Pierre Lory recalls that Idris/Hermes is said to have Written poems, particularly odes, in Arabic, Hebrew, and Syriac; thus he rises “above sectarian divisions, transcends religious mysteries and chronological time,” and speaks “the languages of heaven, of earth, and of man in the integral state, namely Arabic.”
The Emerald Tablet is known to have been transmitted in that language. Lastly, this personage belongs to a delightful tradition, a magnificent example of the myth of the “redeemed Redeemer”: A certain angel, having incurred the divine wrath, had had one of his wings cut off and found himself exiled on a desert island.
He went to beg Hermes / Idris to intercede with God on his behalf. After Hermes / Idris had succeeded in this mission, the angel gave him the power to enter Heaven while still living in the Seventh Sphere.

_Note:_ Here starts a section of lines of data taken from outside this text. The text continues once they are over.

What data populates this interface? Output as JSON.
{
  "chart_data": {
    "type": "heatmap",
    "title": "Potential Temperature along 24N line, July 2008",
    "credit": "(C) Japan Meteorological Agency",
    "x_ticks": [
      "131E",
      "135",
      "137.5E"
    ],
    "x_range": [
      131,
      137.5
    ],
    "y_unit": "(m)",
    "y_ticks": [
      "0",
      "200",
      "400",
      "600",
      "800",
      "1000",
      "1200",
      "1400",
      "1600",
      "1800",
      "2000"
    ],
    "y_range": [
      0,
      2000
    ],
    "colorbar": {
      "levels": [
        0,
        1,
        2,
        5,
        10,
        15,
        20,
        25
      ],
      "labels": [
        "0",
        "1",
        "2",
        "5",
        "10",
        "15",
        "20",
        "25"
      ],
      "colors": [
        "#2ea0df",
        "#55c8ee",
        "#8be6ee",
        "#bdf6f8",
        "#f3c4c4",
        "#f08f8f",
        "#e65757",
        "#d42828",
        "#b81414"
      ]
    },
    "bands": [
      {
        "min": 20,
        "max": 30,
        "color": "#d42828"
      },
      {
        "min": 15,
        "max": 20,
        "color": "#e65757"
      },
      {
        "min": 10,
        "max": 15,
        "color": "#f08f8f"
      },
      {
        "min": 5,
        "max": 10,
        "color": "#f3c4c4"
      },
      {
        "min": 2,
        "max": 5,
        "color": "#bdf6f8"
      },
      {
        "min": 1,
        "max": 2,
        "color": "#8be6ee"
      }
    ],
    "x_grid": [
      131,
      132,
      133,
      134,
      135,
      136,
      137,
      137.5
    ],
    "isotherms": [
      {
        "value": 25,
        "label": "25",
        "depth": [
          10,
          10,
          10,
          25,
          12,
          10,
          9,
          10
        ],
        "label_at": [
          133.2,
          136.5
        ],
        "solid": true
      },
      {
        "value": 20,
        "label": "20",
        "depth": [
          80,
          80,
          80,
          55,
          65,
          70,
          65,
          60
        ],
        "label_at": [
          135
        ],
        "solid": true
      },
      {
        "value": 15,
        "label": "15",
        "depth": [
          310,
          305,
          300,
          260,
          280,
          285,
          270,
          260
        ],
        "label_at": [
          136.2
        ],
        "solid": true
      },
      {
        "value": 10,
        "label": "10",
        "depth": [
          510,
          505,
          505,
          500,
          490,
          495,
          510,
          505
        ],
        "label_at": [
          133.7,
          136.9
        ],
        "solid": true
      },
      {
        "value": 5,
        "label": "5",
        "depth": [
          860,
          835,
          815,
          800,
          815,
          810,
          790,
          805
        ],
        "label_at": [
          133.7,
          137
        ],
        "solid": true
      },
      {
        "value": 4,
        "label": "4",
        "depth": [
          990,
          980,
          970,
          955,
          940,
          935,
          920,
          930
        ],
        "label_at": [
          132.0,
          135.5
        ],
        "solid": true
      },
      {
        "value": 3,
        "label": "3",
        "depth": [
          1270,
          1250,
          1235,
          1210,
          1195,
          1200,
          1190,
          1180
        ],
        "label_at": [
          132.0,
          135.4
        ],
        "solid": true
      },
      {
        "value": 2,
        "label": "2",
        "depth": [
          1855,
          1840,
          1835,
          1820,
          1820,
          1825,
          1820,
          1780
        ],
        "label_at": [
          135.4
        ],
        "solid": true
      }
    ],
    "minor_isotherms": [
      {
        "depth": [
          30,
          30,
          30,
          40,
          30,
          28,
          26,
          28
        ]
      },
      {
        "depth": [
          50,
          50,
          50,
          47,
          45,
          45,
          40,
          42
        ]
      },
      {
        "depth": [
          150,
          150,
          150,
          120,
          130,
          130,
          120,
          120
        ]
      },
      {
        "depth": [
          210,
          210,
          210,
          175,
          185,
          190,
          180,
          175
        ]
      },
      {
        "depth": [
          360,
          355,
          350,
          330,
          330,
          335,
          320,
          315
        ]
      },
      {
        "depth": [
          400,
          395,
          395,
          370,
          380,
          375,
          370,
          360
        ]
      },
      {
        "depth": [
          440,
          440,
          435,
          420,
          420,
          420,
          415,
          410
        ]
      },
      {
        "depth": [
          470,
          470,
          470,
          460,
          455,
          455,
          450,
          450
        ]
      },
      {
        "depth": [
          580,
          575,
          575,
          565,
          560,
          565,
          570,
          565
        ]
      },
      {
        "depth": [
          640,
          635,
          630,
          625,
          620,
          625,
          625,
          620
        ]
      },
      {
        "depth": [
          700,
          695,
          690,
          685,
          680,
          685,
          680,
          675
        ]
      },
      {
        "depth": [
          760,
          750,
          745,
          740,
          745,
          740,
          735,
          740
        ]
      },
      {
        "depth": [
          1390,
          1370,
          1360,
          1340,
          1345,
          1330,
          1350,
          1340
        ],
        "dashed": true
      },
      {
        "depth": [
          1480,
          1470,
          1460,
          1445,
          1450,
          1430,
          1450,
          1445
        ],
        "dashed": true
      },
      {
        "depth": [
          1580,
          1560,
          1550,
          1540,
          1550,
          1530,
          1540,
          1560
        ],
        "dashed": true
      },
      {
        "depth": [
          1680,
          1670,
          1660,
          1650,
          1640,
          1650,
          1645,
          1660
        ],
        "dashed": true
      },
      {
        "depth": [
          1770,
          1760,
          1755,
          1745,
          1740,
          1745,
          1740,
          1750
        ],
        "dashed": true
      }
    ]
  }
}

It is scarcely surprising that Hermes, whether or not qualified as Trismegistus, was considered as the founder of alchemy as early as Alexandrian times. Greek, which is to say Alexandrian, alchemy certainly disappeared towards the sixth century, but from the seventh and eighth centuries onwards the Arabs took up the thread.
Greek Hermetic texts
It was their translations of these Greek Hermetic texts that were the main inspiration of the Latin-speaking authors of the twelfth century and after, the period of alchemy’s blossoming in Europe.
Very many writers on the Great Work, whether Arabic or Latin, even up to the twentieth century, use the name of Hermes or Mercury not only as that of a personage, but, especially in the case of Mercury, to designate a substance or property of things, in expressions like “Mercurial spirit.” Mercurius is both the “first matter” and the “last matter,” and even the alchemical process itself.
As an entity, he is “mediator” and “savior”—C. G. Jung would call him the Mercury of the Unconscious. As the substance of the Arcanum, he is mercury, water, fire, the celestial light of revelation; he is soul, life-principle, air, hermaphrodite, both puer and senex. He is the tertium datum.
The Mercury of alchemical literature belongs to an uninterrupted tradition of attributing metaphysical significances to the gods and goddesses of Parnassus.
Thus at the end of the pagan era in the first century CE, the Greek Cornutus, in his Commentary on the Nature of the Gods, explains the phallic attributes of Mercurius Quadratus as signifying the plenitude and fertility of reason. The Neoplatonists went further, applying this method to all religious traditions, even foreign ones, and considering the whole universe as a great myth from which our intelligence is responsible for extracting the spiritual meaning.
Such was the method, for example, of the Emperor Julian’s friend Sallustius, in his book On the Gods and the World.